New Delhi: India has added about 8,000sqkm of combined forest and tree cover over the past two years despite persistent pressures from cultivation, diversion of forest land and development activities, the Forest Survey of India said on Monday.
The FSI's latest State of Forests report has estimated India's forest and tree cover has since 2015 increased by 1 per cent with forests expanding to 708,273sqkm (21.54 per cent) and tree cover to 93,815sqkm (2.85 per cent) of geographical area by 2017.
The estimate implies that nearly one-fourth of the country's geographical area is under forest or tree cover.

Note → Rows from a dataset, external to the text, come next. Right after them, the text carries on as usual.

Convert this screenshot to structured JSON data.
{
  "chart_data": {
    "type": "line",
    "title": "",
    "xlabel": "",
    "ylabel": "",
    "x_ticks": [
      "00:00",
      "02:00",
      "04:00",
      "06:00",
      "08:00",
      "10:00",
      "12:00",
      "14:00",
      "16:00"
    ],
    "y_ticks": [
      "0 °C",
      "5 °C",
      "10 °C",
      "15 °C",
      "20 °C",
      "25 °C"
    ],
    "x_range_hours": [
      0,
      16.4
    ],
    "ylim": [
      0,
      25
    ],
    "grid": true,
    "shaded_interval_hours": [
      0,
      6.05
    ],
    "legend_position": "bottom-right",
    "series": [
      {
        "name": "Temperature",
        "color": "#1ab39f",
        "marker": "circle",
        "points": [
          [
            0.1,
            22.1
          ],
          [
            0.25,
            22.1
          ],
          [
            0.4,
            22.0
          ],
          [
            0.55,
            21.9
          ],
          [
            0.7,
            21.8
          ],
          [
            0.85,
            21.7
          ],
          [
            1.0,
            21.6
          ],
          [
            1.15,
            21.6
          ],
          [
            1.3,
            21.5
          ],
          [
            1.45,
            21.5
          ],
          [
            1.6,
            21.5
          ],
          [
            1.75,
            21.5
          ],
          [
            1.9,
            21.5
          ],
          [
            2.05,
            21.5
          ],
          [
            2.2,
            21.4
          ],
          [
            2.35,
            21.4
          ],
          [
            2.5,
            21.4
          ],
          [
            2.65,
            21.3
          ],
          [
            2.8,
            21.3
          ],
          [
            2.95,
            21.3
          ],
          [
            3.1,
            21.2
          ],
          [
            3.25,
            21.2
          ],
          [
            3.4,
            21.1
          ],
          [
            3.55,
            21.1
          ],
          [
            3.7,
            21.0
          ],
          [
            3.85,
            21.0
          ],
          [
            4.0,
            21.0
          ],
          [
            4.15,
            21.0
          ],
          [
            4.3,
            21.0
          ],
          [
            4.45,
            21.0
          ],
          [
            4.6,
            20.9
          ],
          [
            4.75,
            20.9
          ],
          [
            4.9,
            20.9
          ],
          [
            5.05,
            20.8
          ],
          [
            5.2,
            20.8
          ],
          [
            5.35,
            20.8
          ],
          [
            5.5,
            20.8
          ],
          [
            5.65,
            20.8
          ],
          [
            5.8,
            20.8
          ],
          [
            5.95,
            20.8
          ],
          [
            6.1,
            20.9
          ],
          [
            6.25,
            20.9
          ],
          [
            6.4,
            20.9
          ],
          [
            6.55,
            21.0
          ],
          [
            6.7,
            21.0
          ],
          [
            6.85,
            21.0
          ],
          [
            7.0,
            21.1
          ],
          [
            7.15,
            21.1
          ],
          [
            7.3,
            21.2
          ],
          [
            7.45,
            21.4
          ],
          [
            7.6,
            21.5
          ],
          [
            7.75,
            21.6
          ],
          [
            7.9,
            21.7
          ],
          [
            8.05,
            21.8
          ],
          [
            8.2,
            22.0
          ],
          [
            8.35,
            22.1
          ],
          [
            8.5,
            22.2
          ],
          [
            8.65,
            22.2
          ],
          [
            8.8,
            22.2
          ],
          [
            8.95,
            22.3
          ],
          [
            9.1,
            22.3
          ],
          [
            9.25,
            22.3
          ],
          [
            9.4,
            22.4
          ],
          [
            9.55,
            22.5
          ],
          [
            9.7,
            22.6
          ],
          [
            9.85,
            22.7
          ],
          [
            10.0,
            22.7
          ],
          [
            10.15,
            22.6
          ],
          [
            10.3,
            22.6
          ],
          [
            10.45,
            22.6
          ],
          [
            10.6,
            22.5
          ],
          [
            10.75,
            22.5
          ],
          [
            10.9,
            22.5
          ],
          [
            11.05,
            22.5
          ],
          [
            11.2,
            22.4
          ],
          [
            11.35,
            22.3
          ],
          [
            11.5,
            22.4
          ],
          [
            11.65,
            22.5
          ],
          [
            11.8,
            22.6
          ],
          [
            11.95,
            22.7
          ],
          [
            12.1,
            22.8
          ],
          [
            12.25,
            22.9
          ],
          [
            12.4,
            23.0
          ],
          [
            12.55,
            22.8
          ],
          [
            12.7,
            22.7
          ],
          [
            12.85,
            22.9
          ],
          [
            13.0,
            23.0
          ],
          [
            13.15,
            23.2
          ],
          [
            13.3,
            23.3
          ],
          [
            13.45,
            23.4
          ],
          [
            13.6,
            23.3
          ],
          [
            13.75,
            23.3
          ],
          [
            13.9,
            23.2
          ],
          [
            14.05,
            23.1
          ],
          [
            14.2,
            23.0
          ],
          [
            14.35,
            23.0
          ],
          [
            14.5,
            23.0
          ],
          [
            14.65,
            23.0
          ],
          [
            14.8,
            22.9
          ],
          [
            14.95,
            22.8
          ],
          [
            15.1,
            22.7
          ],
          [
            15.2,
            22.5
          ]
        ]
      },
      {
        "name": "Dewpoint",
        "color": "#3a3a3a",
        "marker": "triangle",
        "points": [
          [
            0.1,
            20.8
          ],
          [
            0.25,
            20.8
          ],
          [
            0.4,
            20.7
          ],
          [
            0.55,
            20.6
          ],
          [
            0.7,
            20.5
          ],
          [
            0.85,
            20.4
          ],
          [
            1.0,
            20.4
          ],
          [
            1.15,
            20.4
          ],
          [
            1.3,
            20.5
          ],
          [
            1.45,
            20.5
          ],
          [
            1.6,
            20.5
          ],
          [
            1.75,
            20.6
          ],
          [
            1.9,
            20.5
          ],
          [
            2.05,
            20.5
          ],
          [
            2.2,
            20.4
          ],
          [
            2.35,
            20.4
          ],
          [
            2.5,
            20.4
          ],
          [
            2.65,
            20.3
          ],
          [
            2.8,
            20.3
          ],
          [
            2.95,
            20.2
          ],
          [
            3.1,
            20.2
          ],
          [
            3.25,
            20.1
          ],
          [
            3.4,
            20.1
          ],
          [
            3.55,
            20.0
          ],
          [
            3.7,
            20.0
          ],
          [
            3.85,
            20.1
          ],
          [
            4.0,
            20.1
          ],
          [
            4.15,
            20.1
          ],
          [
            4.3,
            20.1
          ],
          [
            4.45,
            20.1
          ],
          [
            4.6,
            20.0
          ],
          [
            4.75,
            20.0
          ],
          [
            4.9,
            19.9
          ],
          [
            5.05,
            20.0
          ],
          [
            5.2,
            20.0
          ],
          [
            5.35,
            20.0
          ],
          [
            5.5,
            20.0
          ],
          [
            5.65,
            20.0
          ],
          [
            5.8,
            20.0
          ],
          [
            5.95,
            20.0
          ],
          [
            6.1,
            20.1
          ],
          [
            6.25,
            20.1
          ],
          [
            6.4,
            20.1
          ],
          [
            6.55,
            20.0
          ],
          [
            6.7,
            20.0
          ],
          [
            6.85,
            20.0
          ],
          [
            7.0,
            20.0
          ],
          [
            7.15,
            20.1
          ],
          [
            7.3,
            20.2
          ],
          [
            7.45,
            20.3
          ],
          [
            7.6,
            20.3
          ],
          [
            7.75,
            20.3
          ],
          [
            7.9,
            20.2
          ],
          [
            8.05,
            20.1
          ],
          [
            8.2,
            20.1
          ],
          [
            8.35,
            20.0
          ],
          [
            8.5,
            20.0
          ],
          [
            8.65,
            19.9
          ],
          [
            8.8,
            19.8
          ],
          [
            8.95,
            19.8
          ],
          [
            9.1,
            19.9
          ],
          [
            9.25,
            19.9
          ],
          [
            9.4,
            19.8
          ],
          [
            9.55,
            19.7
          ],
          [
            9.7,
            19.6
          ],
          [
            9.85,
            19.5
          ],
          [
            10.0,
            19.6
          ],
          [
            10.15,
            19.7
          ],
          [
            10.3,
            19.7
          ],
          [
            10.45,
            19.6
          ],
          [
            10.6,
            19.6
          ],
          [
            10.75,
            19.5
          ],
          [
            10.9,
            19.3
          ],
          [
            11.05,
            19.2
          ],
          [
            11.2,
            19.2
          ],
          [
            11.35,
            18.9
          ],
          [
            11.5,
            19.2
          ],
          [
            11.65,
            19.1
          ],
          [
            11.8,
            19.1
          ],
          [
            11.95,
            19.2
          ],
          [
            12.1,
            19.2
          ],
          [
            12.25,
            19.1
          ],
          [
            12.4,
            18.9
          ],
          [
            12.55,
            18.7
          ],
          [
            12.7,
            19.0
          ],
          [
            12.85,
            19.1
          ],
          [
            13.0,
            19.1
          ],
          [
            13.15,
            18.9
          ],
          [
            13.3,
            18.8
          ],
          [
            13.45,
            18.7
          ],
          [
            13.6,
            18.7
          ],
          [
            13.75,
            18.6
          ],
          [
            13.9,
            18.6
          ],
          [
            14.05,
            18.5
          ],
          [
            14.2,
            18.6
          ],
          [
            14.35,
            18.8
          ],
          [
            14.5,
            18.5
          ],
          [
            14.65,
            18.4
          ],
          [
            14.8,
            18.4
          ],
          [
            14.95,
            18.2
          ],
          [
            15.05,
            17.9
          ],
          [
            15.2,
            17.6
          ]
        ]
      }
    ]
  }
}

The estimation exercise has found a reduction of over 1,000sqkm in the forest cover in five northeastern states - Mizoram, Nagaland, Arunachal Pradesh, Tripura and Meghalaya. But these losses have been offset by forest cover gains in Assam and Manipur.
The states where the forest cover has expanded include Andhra Pradesh, Bengal, Karnataka, Kerala, Maharashtra, Odisha and Telangana.
Bengal has added 21sqkm forest cover, which FSI officials say can be attributed to plantation activities mostly outside recorded forest areas and because of conservation efforts on the coastal mangrove vegetation.
Forest officials cite a net 9,525sqkm increase nationwide in very dense forest over the past two years as evidence of qualitative improvements in forest cover.
Over 12,000sqkm of moderately dense forest land has since 2015 turned into very dense forest.
"This implies that pressures from grazing, firewood collection and tree-felling have reduced or are being managed," Vikram Elavarasan, deputy director at the FSI, Dehradun, said.
But the report also has evidence of continued loss and degradation of forest. Over 11,000sqkm of moderately dense forest degraded into open forests.
The forest losses in the northeastern states are primarily because of shifting cultivation - a practice in which the local communities "borrow" patches of forest to grow crops for short periods of time - development activities and rotational felling of trees.
The harvesting of rubber plantations in Tripura also contributed to the state's 164sqkm decline in forest cover since 2015.
The FSI for the first time has also assessed water bodies in and close to forest areas and found that their area has increased by about 2,647sqkm since 2005.
The report, citing an international forest mapping effort, has ranked India 10th in the world on the extent of forest cover, behind Russia, Brazil, Canada, US, China, Congo, Australia, Indonesia and Peru.
Senior FSI officials have attributed the increase in the forest cover in several states to successful agro-forestry practices, transformation of scrub areas to forest areas, increase in mangrove cover and conservation and protection activities.